Porém o dia amanheceu mais frio que de costume... Chegou a levantar-se, mas olhou pela janela e não viu as calçadas, apenas neve e mais neve. Pensou em ir na manhã seguinte, afinal um dia assim não se via sempre. Voltou para a cama e ali ficou o dia todo, sem descer para almoçar, tomar café ou banhar-se. Ficou preparado caso alguém desse pela sua falta e viesse ver se estava bem, mas isso não aconteceu. O que o deixou mais irritado ainda e o motivou a acordar mais cedo ainda na manha seguinte para sair e procurar os três empregos, mas ao levantar viu que já havia pessoas de pé saindo à rua e o frio não diminuíra, então não achou conveniente ser visto, só queria que o vissem quando já estivesse trabalhando. Foi à cozinha, pegou alguns biscoitos mais outro cobertor no armário e voltou para a cama. Lá ficou novamente o dia todo, devidamente preparado caso alguém invadisse o quarto e lhe fizesse perguntas... Mas isso não aconteceu novamente. A manhã seguinte era sábado, o que precedia o domingo, e George não saiu de seus aposentos. Mas na segunda-feira sim... Sem dúvidas o dia mais gelado que já pôde presenciar, o que daria mais valor a sua conquista... Levantou cedo, todos em seu quarto ainda dormiam, estava sorridente... Mas seu rosto fechou quando ouviu um burburinho de vozes e choros no andar de baixo.
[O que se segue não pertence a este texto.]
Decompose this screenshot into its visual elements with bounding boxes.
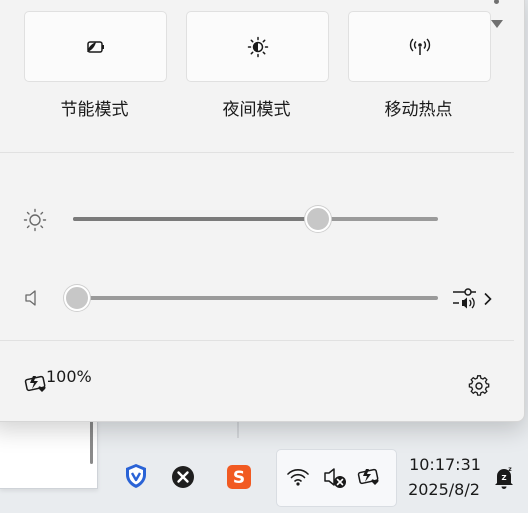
close-circle-app-icon[interactable] <box>171 465 195 489</box>
brightness-icon <box>23 208 47 232</box>
sogou-ime-icon[interactable]: S <box>226 464 252 490</box>
divider <box>0 340 514 341</box>
night-light-label: 夜间模式 <box>222 100 291 120</box>
clock-date[interactable]: 2025/8/2 <box>400 480 488 499</box>
audio-mixer-icon[interactable] <box>452 287 478 309</box>
speaker-icon <box>25 290 36 306</box>
scroll-down-arrow[interactable] <box>491 20 503 28</box>
volume-slider[interactable] <box>73 296 438 300</box>
battery-saver-label: 节能模式 <box>60 100 129 120</box>
mobile-hotspot-tile[interactable] <box>348 11 491 82</box>
taskbar <box>0 440 528 513</box>
chevron-right-icon[interactable] <box>483 292 493 306</box>
sleep-bell-icon[interactable]: Z z <box>492 464 516 492</box>
battery-saver-icon <box>86 40 104 53</box>
svg-text:Z: Z <box>501 474 506 482</box>
scroll-indicator <box>494 0 499 4</box>
battery-saver-tile[interactable] <box>24 11 167 82</box>
divider <box>0 152 514 153</box>
speaker-muted-icon <box>324 468 346 488</box>
svg-text:S: S <box>233 468 245 488</box>
brightness-slider-thumb[interactable] <box>304 206 331 232</box>
mobile-hotspot-label: 移动热点 <box>384 100 453 120</box>
clock-time[interactable]: 10:17:31 <box>405 455 485 474</box>
wifi-icon <box>287 469 309 486</box>
night-light-tile[interactable] <box>186 11 329 82</box>
quick-settings-flyout: keyboard 节能模式 夜间模式 <box>0 0 525 422</box>
volume-slider-thumb[interactable] <box>64 285 90 311</box>
gear-icon[interactable] <box>468 375 490 397</box>
shield-app-icon[interactable] <box>124 463 148 489</box>
night-light-icon <box>247 36 268 57</box>
brightness-slider-fill <box>73 217 318 221</box>
battery-charging-icon <box>357 468 379 485</box>
mobile-hotspot-icon <box>409 38 430 55</box>
battery-percentage[interactable]: 100% <box>46 367 92 386</box>
svg-text:z: z <box>508 466 512 473</box>
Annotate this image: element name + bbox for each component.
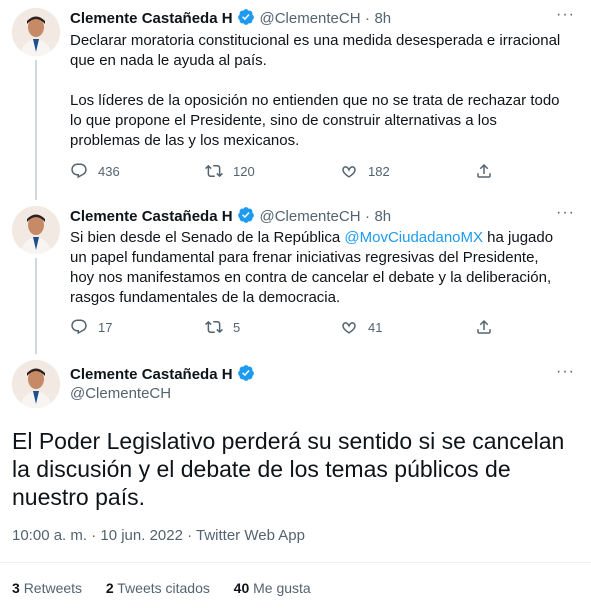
like-icon (342, 322, 356, 334)
mention-link[interactable]: @MovCiudadanoMX (344, 229, 483, 246)
tweet-header: Clemente Castañeda H @ClementeCH · 8h (70, 8, 391, 31)
tweet-actions: 436 120 182 (70, 162, 495, 180)
author-handle[interactable]: @ClementeCH (259, 10, 360, 27)
reply-icon (71, 319, 87, 335)
retweet-count: 5 (233, 319, 241, 335)
more-icon[interactable]: ··· (556, 6, 575, 24)
thread-line (35, 60, 37, 200)
avatar[interactable] (12, 206, 60, 254)
tweet-paragraph: Declarar moratoria constitucional es una… (70, 32, 561, 69)
like-icon (342, 166, 356, 178)
thread-line (35, 258, 37, 354)
retweet-button[interactable]: 5 (205, 318, 315, 336)
more-icon[interactable]: ··· (556, 204, 575, 222)
avatar[interactable] (12, 8, 60, 56)
retweet-count: 120 (233, 163, 255, 179)
verified-badge-icon (237, 8, 255, 31)
retweets-stat[interactable]: 3 Retweets (12, 580, 82, 596)
tweet-stats: 3 Retweets 2 Tweets citados 40 Me gusta (12, 580, 311, 596)
share-button[interactable] (475, 318, 495, 336)
share-icon (477, 163, 491, 178)
avatar[interactable] (12, 360, 60, 408)
main-tweet-author: Clemente Castañeda H (70, 364, 255, 387)
author-handle[interactable]: @ClementeCH (259, 208, 360, 225)
more-icon[interactable]: ··· (556, 363, 575, 381)
reply-count: 17 (98, 319, 113, 335)
tweet-text: Declarar moratoria constitucional es una… (70, 31, 562, 151)
author-name[interactable]: Clemente Castañeda H (70, 366, 233, 383)
tweet-time[interactable]: 8h (374, 208, 391, 225)
author-name[interactable]: Clemente Castañeda H (70, 10, 233, 27)
main-tweet-text: El Poder Legislativo perderá su sentido … (12, 428, 565, 510)
like-button[interactable]: 41 (340, 318, 450, 336)
separator-dot: · (365, 10, 371, 27)
author-name[interactable]: Clemente Castañeda H (70, 208, 233, 225)
reply-button[interactable]: 17 (70, 318, 180, 336)
share-button[interactable] (475, 162, 495, 180)
tweet-text-start: Si bien desde el Senado de la República (70, 229, 345, 246)
retweet-icon (205, 320, 223, 334)
reply-button[interactable]: 436 (70, 162, 180, 180)
tweet-actions: 17 5 41 (70, 318, 495, 336)
tweet-text: Si bien desde el Senado de la República … (70, 228, 562, 308)
tweet-header: Clemente Castañeda H @ClementeCH · 8h (70, 206, 391, 229)
like-button[interactable]: 182 (340, 162, 450, 180)
likes-stat[interactable]: 40 Me gusta (234, 580, 311, 596)
share-icon (477, 319, 491, 334)
like-count: 182 (368, 163, 390, 179)
tweet-time[interactable]: 8h (374, 10, 391, 27)
author-handle[interactable]: @ClementeCH (70, 385, 171, 402)
tweet-paragraph: Los líderes de la oposición no entienden… (70, 92, 560, 149)
tweet-timestamp[interactable]: 10:00 a. m. · 10 jun. 2022 · Twitter Web… (12, 527, 305, 544)
reply-count: 436 (98, 163, 120, 179)
retweet-button[interactable]: 120 (205, 162, 315, 180)
separator-dot: · (365, 208, 371, 225)
reply-icon (71, 163, 87, 179)
quotes-stat[interactable]: 2 Tweets citados (106, 580, 210, 596)
like-count: 41 (368, 319, 383, 335)
verified-badge-icon (237, 364, 255, 387)
divider (0, 562, 591, 563)
retweet-icon (205, 164, 223, 178)
verified-badge-icon (237, 206, 255, 229)
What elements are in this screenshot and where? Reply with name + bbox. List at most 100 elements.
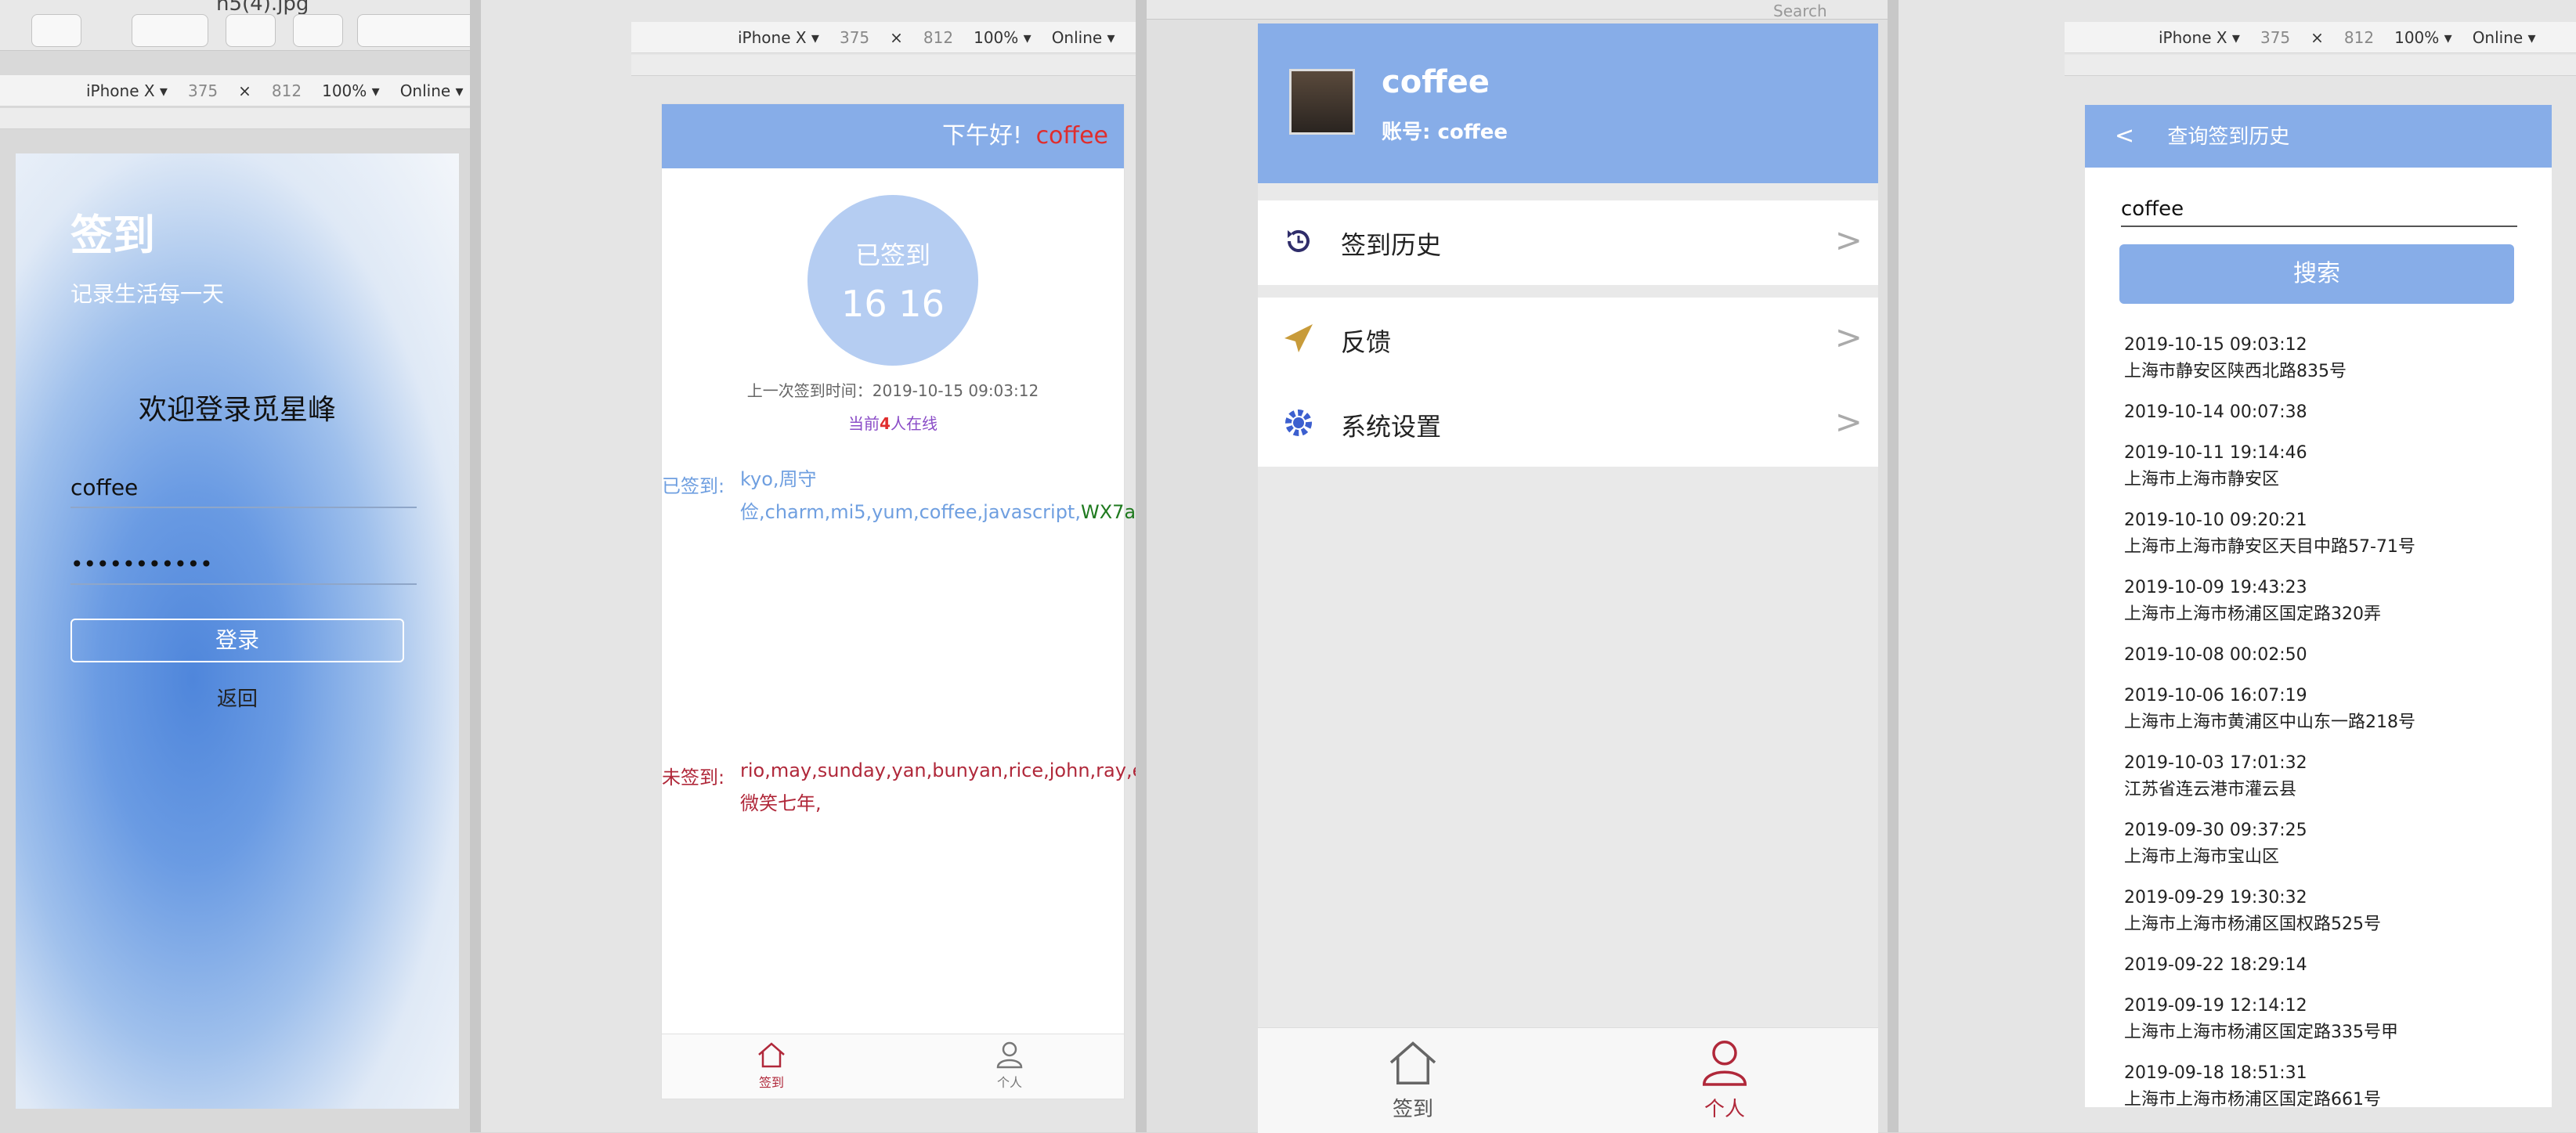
back-button[interactable]: < bbox=[2115, 122, 2134, 150]
window4-device-bar: iPhone X ▾ 375 × 812 100% ▾ Online ▾ bbox=[2065, 22, 2576, 53]
device-select[interactable]: iPhone X ▾ bbox=[2159, 28, 2240, 47]
height-input[interactable]: 812 bbox=[923, 28, 953, 47]
tab-bar: 签到 个人 bbox=[1258, 1027, 1878, 1133]
menu-item-history[interactable]: 签到历史 > bbox=[1258, 200, 1878, 285]
menu-item-label: 系统设置 bbox=[1341, 412, 1442, 442]
device-select[interactable]: iPhone X ▾ bbox=[86, 81, 168, 100]
history-time: 2019-09-18 18:51:31 bbox=[2124, 1063, 2307, 1083]
search-input[interactable]: coffee bbox=[2121, 197, 2517, 227]
tab-signin-label: 签到 bbox=[1392, 1098, 1433, 1121]
toolbox-button[interactable] bbox=[293, 14, 343, 47]
user-name: coffee, bbox=[919, 501, 984, 523]
window1-title: h5(4).jpg bbox=[216, 0, 309, 16]
history-screen: < 查询签到历史 coffee 搜索 2019-10-15 09:03:12 上海… bbox=[2085, 105, 2552, 1110]
times-sign: × bbox=[890, 27, 903, 47]
user-name: mi5, bbox=[830, 501, 873, 523]
user-name: yum, bbox=[872, 501, 919, 523]
tab-profile-label: 个人 bbox=[996, 1075, 1022, 1090]
user-icon bbox=[1702, 1041, 1747, 1086]
network-select[interactable]: Online ▾ bbox=[2473, 28, 2536, 47]
zoom-select[interactable]: 100% ▾ bbox=[2394, 28, 2452, 47]
username-field[interactable]: coffee bbox=[70, 474, 417, 508]
history-item: 2019-09-30 09:37:25 上海市上海市宝山区 bbox=[2124, 817, 2531, 871]
width-input[interactable]: 375 bbox=[188, 81, 218, 100]
history-title: 查询签到历史 bbox=[2167, 125, 2290, 149]
history-time: 2019-10-10 09:20:21 bbox=[2124, 511, 2307, 530]
zoom-select[interactable]: 100% ▾ bbox=[974, 28, 1031, 47]
history-place: 上海市上海市杨浦区国定路320弄 bbox=[2124, 604, 2381, 624]
user-name: kyo, bbox=[740, 468, 779, 490]
history-place: 上海市上海市宝山区 bbox=[2124, 847, 2280, 867]
online-suffix: 人在线 bbox=[890, 414, 938, 433]
share-button[interactable] bbox=[31, 14, 81, 47]
menu-item-settings[interactable]: 系统设置 > bbox=[1258, 382, 1878, 467]
history-time: 2019-09-30 09:37:25 bbox=[2124, 821, 2307, 840]
height-input[interactable]: 812 bbox=[272, 81, 302, 100]
history-item: 2019-09-22 18:29:14 bbox=[2124, 952, 2531, 979]
tab-profile[interactable]: 个人 bbox=[1662, 1037, 1787, 1122]
history-time: 2019-10-15 09:03:12 bbox=[2124, 335, 2307, 355]
history-time: 2019-09-19 12:14:12 bbox=[2124, 996, 2307, 1016]
menu-item-label: 签到历史 bbox=[1341, 230, 1442, 260]
tab-signin[interactable]: 签到 bbox=[1350, 1037, 1476, 1122]
tab-signin[interactable]: 签到 bbox=[724, 1041, 818, 1091]
times-sign: × bbox=[2310, 27, 2324, 47]
profile-name: coffee bbox=[1382, 64, 1490, 100]
history-list: 2019-10-15 09:03:12 上海市静安区陕西北路835号 2019-10… bbox=[2124, 332, 2531, 1128]
signin-status: 已签到 bbox=[854, 240, 930, 270]
history-time: 2019-10-09 19:43:23 bbox=[2124, 578, 2307, 597]
online-prefix: 当前 bbox=[848, 414, 880, 433]
user-icon bbox=[996, 1041, 1023, 1069]
markup-button[interactable] bbox=[132, 14, 208, 47]
history-item: 2019-10-15 09:03:12 上海市静安区陕西北路835号 bbox=[2124, 332, 2531, 385]
user-name: bunyan, bbox=[932, 760, 1009, 781]
tab-signin-label: 签到 bbox=[758, 1075, 784, 1090]
height-input[interactable]: 812 bbox=[2344, 28, 2374, 47]
back-link[interactable]: 返回 bbox=[16, 683, 459, 712]
user-name: javascript, bbox=[983, 501, 1081, 523]
history-place: 上海市上海市杨浦区国定路335号甲 bbox=[2124, 1023, 2398, 1042]
login-screen: 签到 记录生活每一天 欢迎登录觅星峰 coffee ••••••••••• 登录… bbox=[16, 153, 459, 1109]
history-item: 2019-10-10 09:20:21 上海市上海市静安区天目中路57-71号 bbox=[2124, 507, 2531, 561]
history-icon bbox=[1288, 229, 1310, 252]
profile-header: coffee 账号: coffee bbox=[1258, 23, 1878, 183]
history-header: < 查询签到历史 bbox=[2085, 105, 2552, 168]
history-item: 2019-10-08 00:02:50 bbox=[2124, 642, 2531, 669]
signin-time: 16 16 bbox=[841, 283, 945, 325]
profile-screen: coffee 账号: coffee 签到历史 > 反馈 > 系统设置 > 签到 … bbox=[1258, 23, 1878, 1133]
width-input[interactable]: 375 bbox=[840, 28, 869, 47]
tab-profile[interactable]: 个人 bbox=[963, 1041, 1057, 1091]
window4-ruler bbox=[2065, 55, 2576, 76]
rotate-button[interactable] bbox=[226, 14, 276, 47]
window-divider bbox=[1888, 0, 1899, 1132]
device-select[interactable]: iPhone X ▾ bbox=[738, 28, 819, 47]
history-time: 2019-10-06 16:07:19 bbox=[2124, 686, 2307, 705]
network-select[interactable]: Online ▾ bbox=[400, 81, 464, 100]
window3-toolbar: Search bbox=[1147, 0, 1899, 20]
search-field[interactable]: Search bbox=[1773, 2, 1827, 20]
zoom-select[interactable]: 100% ▾ bbox=[322, 81, 380, 100]
times-sign: × bbox=[238, 81, 251, 100]
history-place: 上海市上海市杨浦区国定路661号 bbox=[2124, 1090, 2381, 1110]
signed-names: kyo,周守俭,charm,mi5,yum,coffee,javascript,… bbox=[740, 463, 1375, 529]
chevron-right-icon: > bbox=[1834, 221, 1862, 259]
search-button[interactable]: 搜索 bbox=[2119, 244, 2514, 304]
network-select[interactable]: Online ▾ bbox=[1052, 28, 1115, 47]
unsigned-names: rio,may,sunday,yan,bunyan,rice,john,ray,… bbox=[740, 754, 1451, 820]
window2-device-bar: iPhone X ▾ 375 × 812 100% ▾ Online ▾ bbox=[631, 22, 1136, 53]
gear-icon bbox=[1285, 410, 1312, 436]
search-field[interactable] bbox=[357, 14, 476, 47]
menu-item-feedback[interactable]: 反馈 > bbox=[1258, 298, 1878, 382]
password-field[interactable]: ••••••••••• bbox=[70, 551, 417, 585]
history-time: 2019-10-11 19:14:46 bbox=[2124, 443, 2307, 463]
window2-ruler bbox=[631, 55, 1136, 76]
user-name: ray, bbox=[1096, 760, 1133, 781]
avatar[interactable] bbox=[1289, 69, 1355, 135]
signin-circle[interactable]: 已签到 16 16 bbox=[807, 195, 978, 366]
welcome-text: 欢迎登录觅星峰 bbox=[138, 394, 336, 426]
history-place: 上海市上海市黄浦区中山东一路218号 bbox=[2124, 713, 2415, 732]
history-place: 上海市上海市杨浦区国权路525号 bbox=[2124, 915, 2381, 934]
login-button[interactable]: 登录 bbox=[70, 619, 404, 662]
width-input[interactable]: 375 bbox=[2260, 28, 2290, 47]
chevron-right-icon: > bbox=[1834, 402, 1862, 441]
Desceu e viu que praticamente toda a população do albergue estava em frente ao quarto do menino, alguns pálidos, outros desolados... O menino não resistiu ao frio e veio a falecer. Viu que em um canto havia um grupo de pessoas que discutia que alguns o viram levando seu cobertor para a mãe uma noite antes, e também debatiam uma forma de ajudá-la já que o garoto era a sua única fonte de comida e remédios. Ficou mudo.
Voltou ao seu quarto, caso alguém precisasse de sua ajuda saberia onde encontrar-lhe. Ninguém precisou. Sozinho devaneou sobre o menino, que todos admiravam por sua morte heróica. Na noite seguinte, vendo que todos estavam abatidos e tristes ainda pela tragédia, e sentindo mais frio que na noite anterior, deixou propositalmente seu cobertor cair no chão. Dormiu sob um frio de menos 6 graus com o corpo descoberto. Amanheceu com a pele em tom azulado. Tremendo muito. Mas todos no quarto já haviam saído e não se ouvia nada na parte de baixo do albergue.
Mais um dia se passou e nessa noite esperou todos dormirem, escreveu um lindo bilhete onde pedia perdão sobre o que tinha feito com o menino, que também o admirava muito e contando um pouco da historia de sua vida, que também tinha sido sofrida e amarga. Deitou nu no chão, sem cobertas ou lençóis. Não resistiu ao frio e veio a falecer. Ao alvorecer, seu corpo estava praticamente congelado. Deitou com o bilhete na mão, onde seria fácil achá-lo caso alguém fosse procurá-lo... Ninguém o procurou.